Les enfants, leurs parents et les accompagnateurs étaient de toute évidence excités à l’idée de voler. La mascotte des Nordiques aussi! Pour trouver mes repères dans cette activité, j’ai interviewé Jean-Marc Pageau qui m’a alors expliqué la grande importance de cette activité pour Maurice Tanguay et sa famille. J’ai compris pourquoi plus tard. J’étais juste à temps pour voir l’homme fort John Hirsh tirer le Dash-8 pour le plus grand plaisir des enfants.

Nous en avons profité pour parler à l’équipage qui n’en était pas à ses premières armes avec ces envolées. Le chef pilote du Service aérien gouvernemental, M. Luc Roy, nous a informés qu’il est toujours volontaire pour cette activité avec son copilote, Jean Brousseau.

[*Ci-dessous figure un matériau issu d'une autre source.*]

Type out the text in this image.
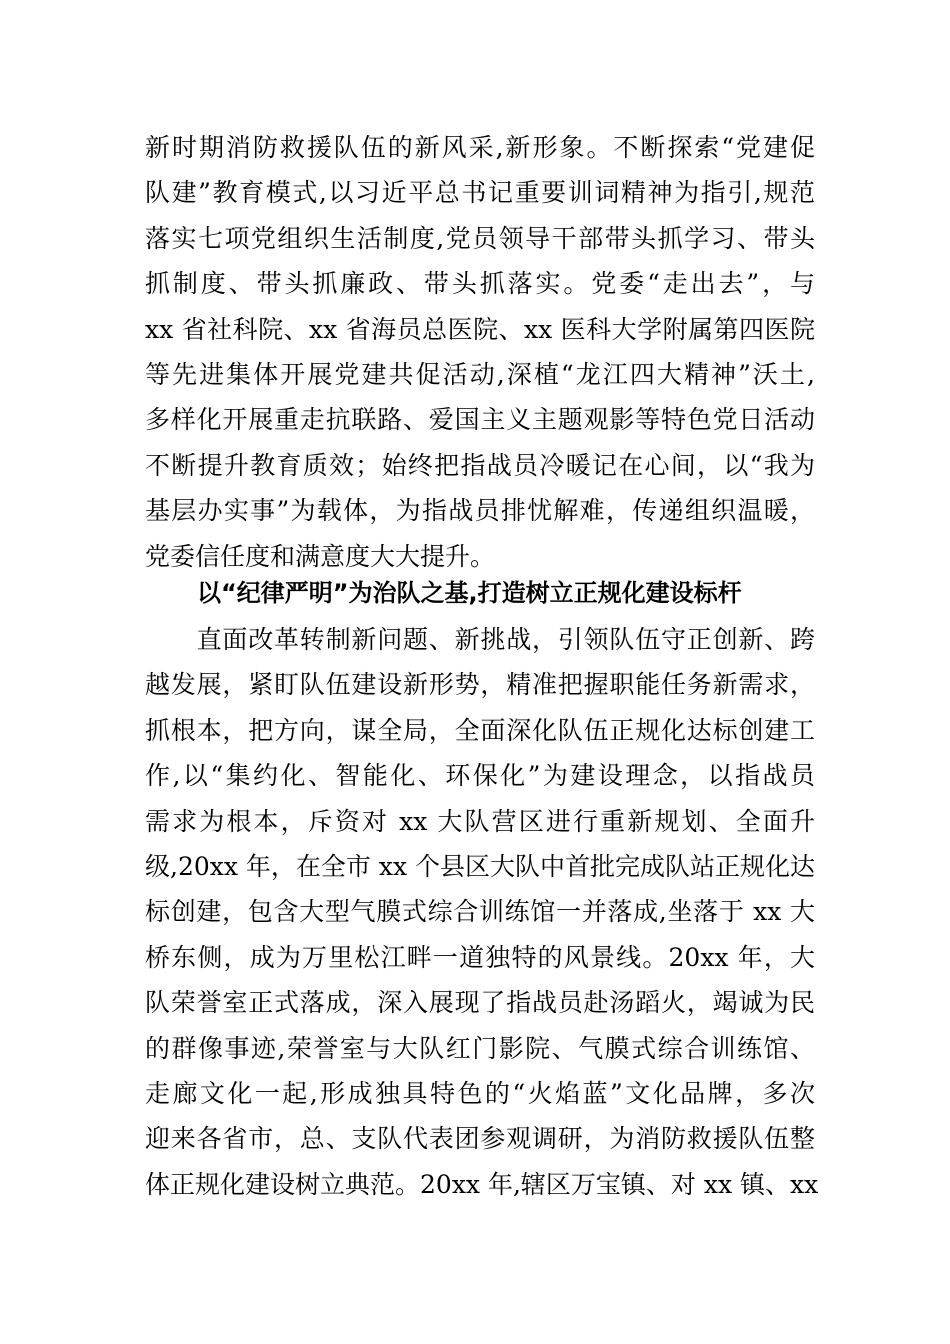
新时期消防救援队伍的新风采,新形象。不断探索“党建促
队建”教育模式,以习近平总书记重要训词精神为指引,规范
落实七项党组织生活制度,党员领导干部带头抓学习、带头
抓制度、带头抓廉政、带头抓落实。党委“走出去”，与
xx 省社科院、xx 省海员总医院、xx 医科大学附属第四医院
等先进集体开展党建共促活动,深植“龙江四大精神”沃土,
多样化开展重走抗联路、爱国主义主题观影等特色党日活动
不断提升教育质效；始终把指战员冷暖记在心间，以“我为
基层办实事”为载体，为指战员排忧解难，传递组织温暖，
党委信任度和满意度大大提升。
以“纪律严明”为治队之基,打造树立正规化建设标杆
　　直面改革转制新问题、新挑战，引领队伍守正创新、跨
越发展，紧盯队伍建设新形势，精准把握职能任务新需求，
抓根本，把方向，谋全局，全面深化队伍正规化达标创建工
作,以“集约化、智能化、环保化”为建设理念，以指战员
需求为根本，斥资对 xx 大队营区进行重新规划、全面升
级,20xx 年，在全市 xx 个县区大队中首批完成队站正规化达
标创建，包含大型气膜式综合训练馆一并落成,坐落于 xx 大
桥东侧，成为万里松江畔一道独特的风景线。20xx 年，大
队荣誉室正式落成，深入展现了指战员赴汤蹈火，竭诚为民
的群像事迹,荣誉室与大队红门影院、气膜式综合训练馆、
走廊文化一起,形成独具特色的“火焰蓝”文化品牌，多次
迎来各省市，总、支队代表团参观调研，为消防救援队伍整
体正规化建设树立典范。20xx 年,辖区万宝镇、对 xx 镇、xx
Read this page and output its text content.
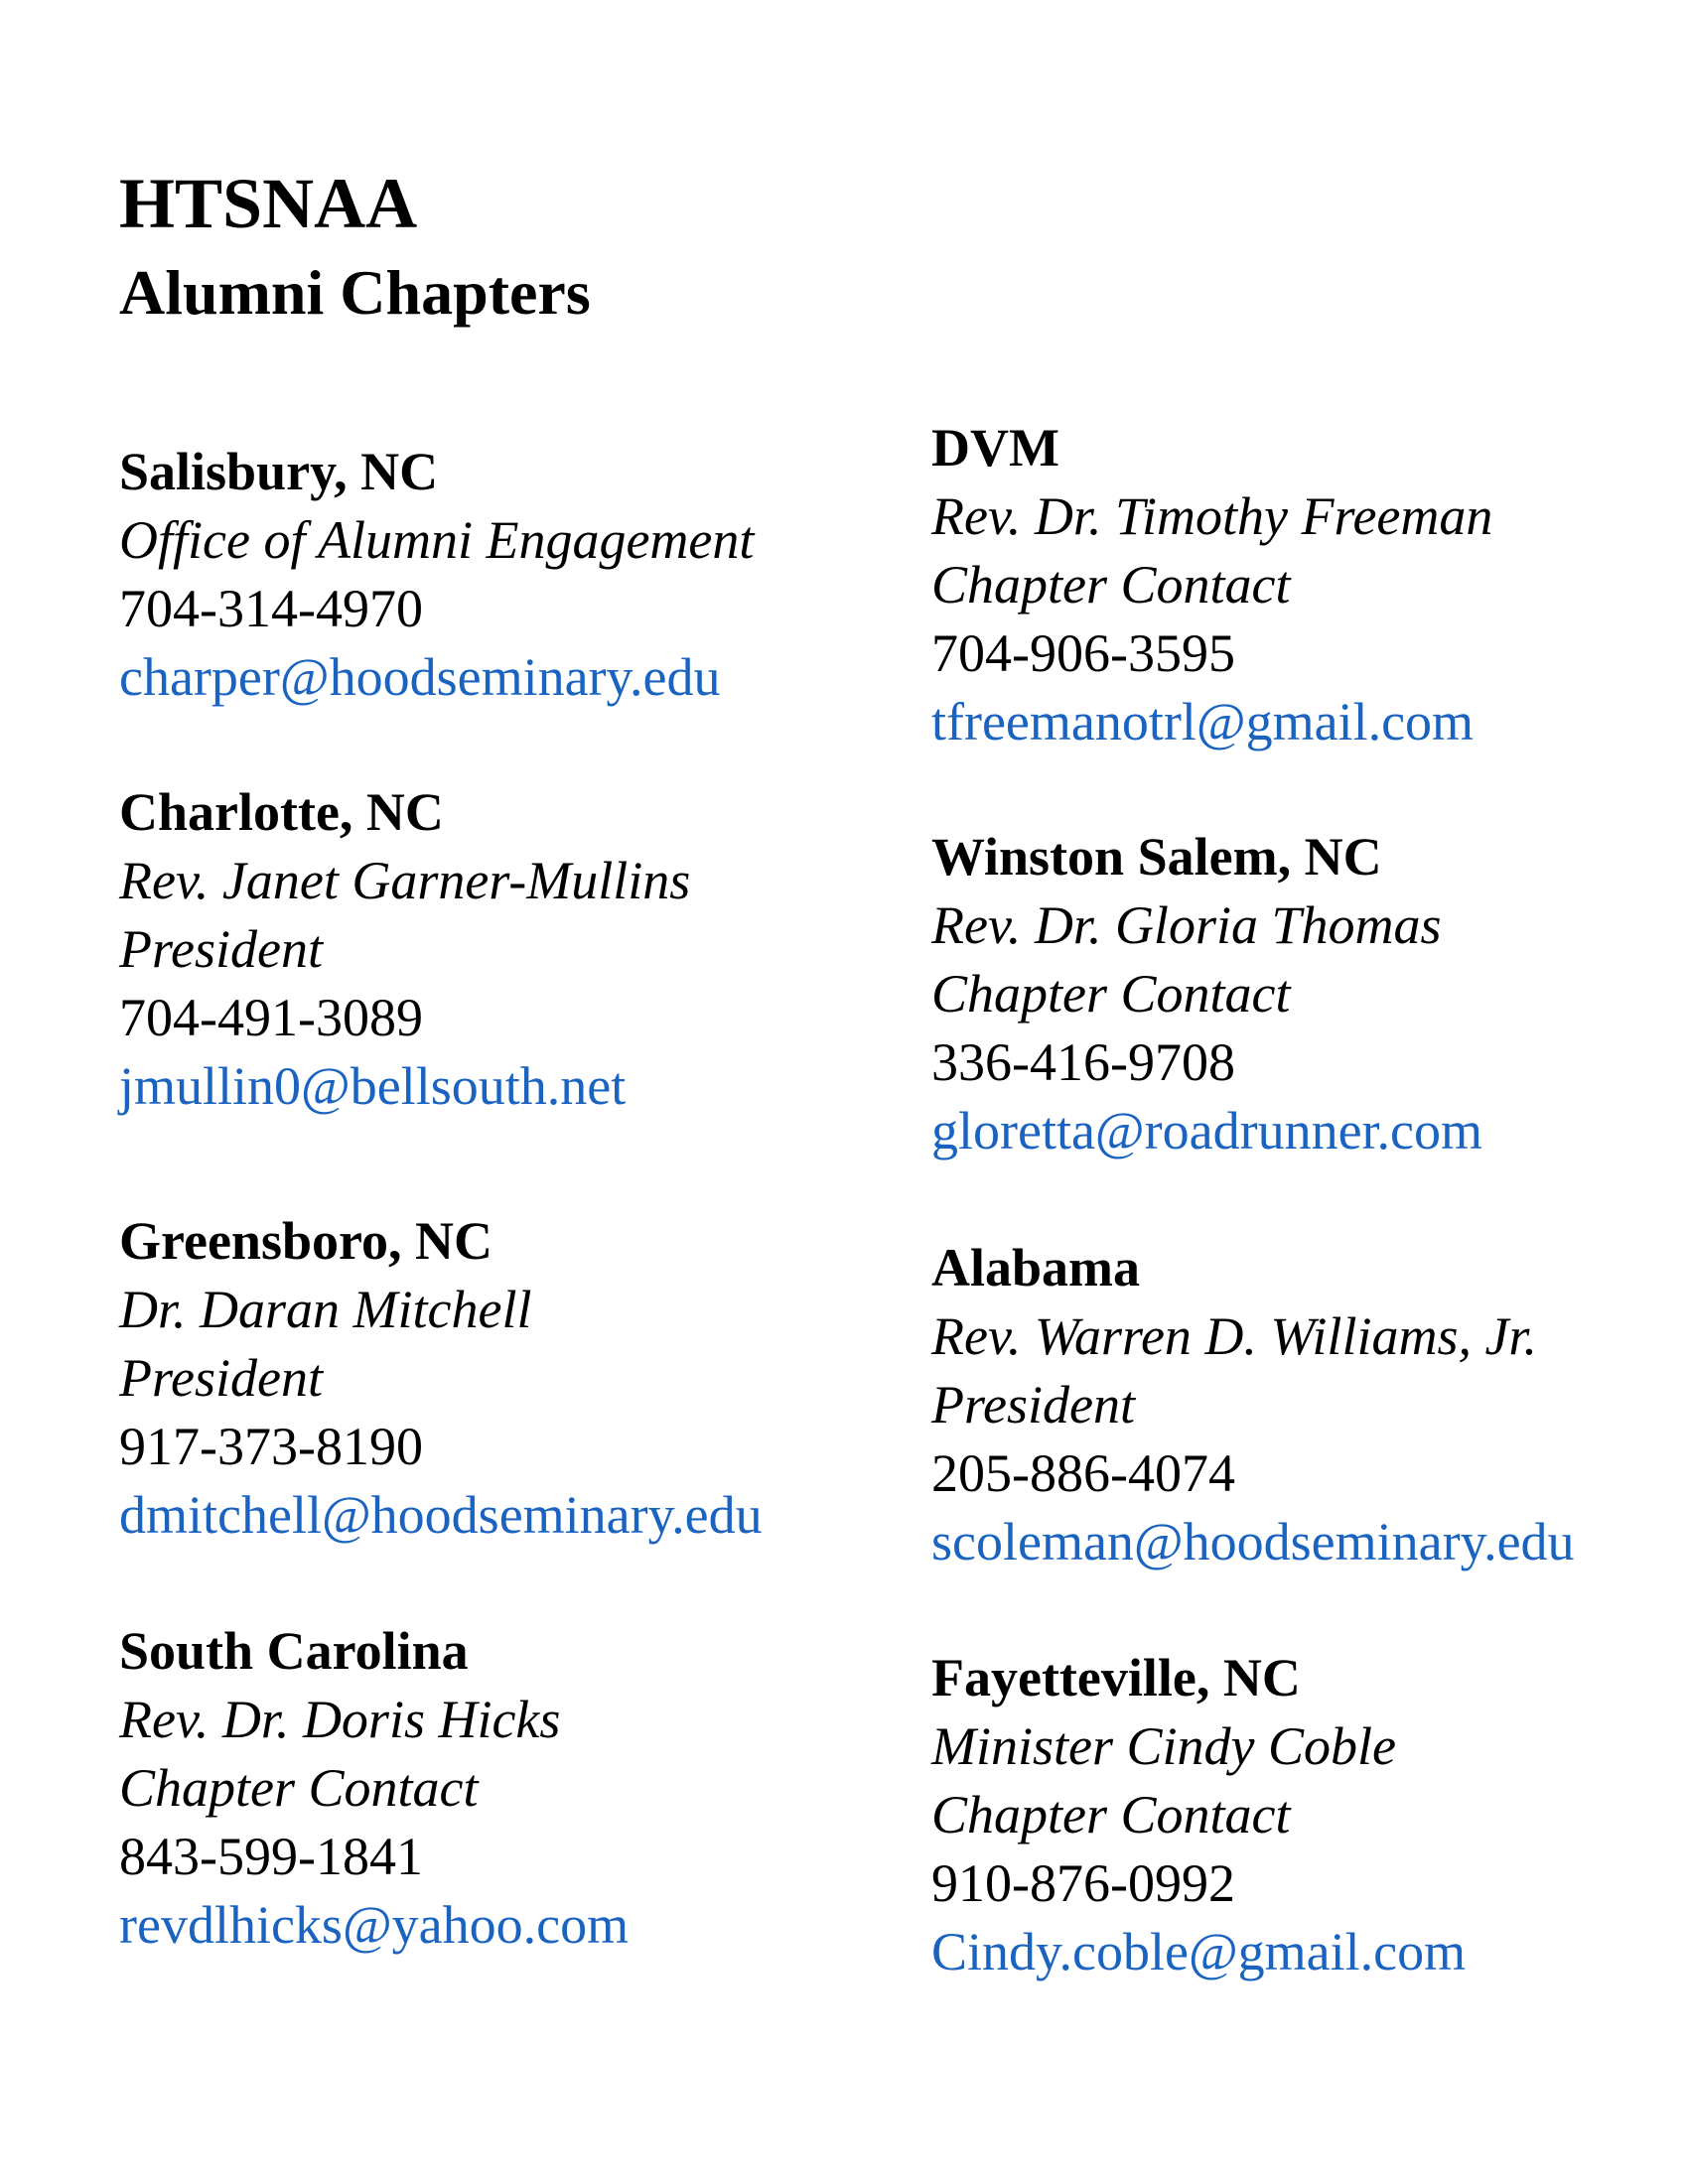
HTSNAA
Alumni Chapters
Salisbury, NC
Office of Alumni Engagement
704-314-4970
charper@hoodseminary.edu
Charlotte, NC
Rev. Janet Garner-Mullins
President
704-491-3089
jmullin0@bellsouth.net
Greensboro, NC
Dr. Daran Mitchell
President
917-373-8190
dmitchell@hoodseminary.edu
South Carolina
Rev. Dr. Doris Hicks
Chapter Contact
843-599-1841
revdlhicks@yahoo.com
DVM
Rev. Dr. Timothy Freeman
Chapter Contact
704-906-3595
tfreemanotrl@gmail.com
Winston Salem, NC
Rev. Dr. Gloria Thomas
Chapter Contact
336-416-9708
gloretta@roadrunner.com
Alabama
Rev. Warren D. Williams, Jr.
President
205-886-4074
scoleman@hoodseminary.edu
Fayetteville, NC
Minister Cindy Coble
Chapter Contact
910-876-0992
Cindy.coble@gmail.com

L’agente de bord, toute souriante, a donné les consignes aux enfants lors de l’embarquement. Les places étaient assignées. J’ai remarqué quelques journalistes et photographes que je connaissais. Puis, mon regard s’est arrêté sur une dame assez jeune, mais dont le visage m’était familier. Madame Dominique Vien, ministre des Services gouvernementaux du Service aérien, nous accompagnait sur cette envolée! Puis, il y avait une autre jeune femme. Paramédic de profession, elle s’occupait des cas particuliers. Roulage au sol, décollage et puis l’envol!

Pendant l’envolée, j’ai remarqué un petit garçon qui peinait à voir par le hublot, car il était assis dans l’allée. Je lui ai alors offert ma place tout naturellement. J’ai déjà survolé à plusieurs reprises la région de Québec en place avant dans plusieurs types d’avions. La paramédic me souffle à l’oreille : « Monsieur, le p’tit gars ne peut pas marcher… » Je l’ai soulevé sur-le-champ tel un géant prenant une marionnette de chiffon et je l’ai assis sur quelques pièces de vêtements en guise de coussin pour lui offrir une meilleure vue. « Merci monsieur! » J’ai pleuré pendant le reste de l’envolée. En cachette, bien sûr, car je ne voulais pas gâcher le moment. J’en pleure encore en écrivant ces lignes…

J’ai oublié de vous dire que pendant l’embarquement, le citoyen le plus connu du Québec, Jean Charest lui-même, est venu saluer tous les enfants individuellement dans leur siège et qu’il a pris le temps de parler à tout le monde avec beaucoup de sollicitude et de patience. De quoi me réconcilier avec les politiciens! Le premier ministre retournait à la maison après une longue nuit au Parlement de Québec. Le chef pilote a même fait attendre le Challenger pour permettre à un petit signaleur d’un jour de faire son travail.

Une envolée très différente de celles que je fais normalement pour mes reportages. Enrichissante expérience qui m’a permis de constater en personne la générosité et la grandeur d’âme de bien des gens en aviation et d’ailleurs.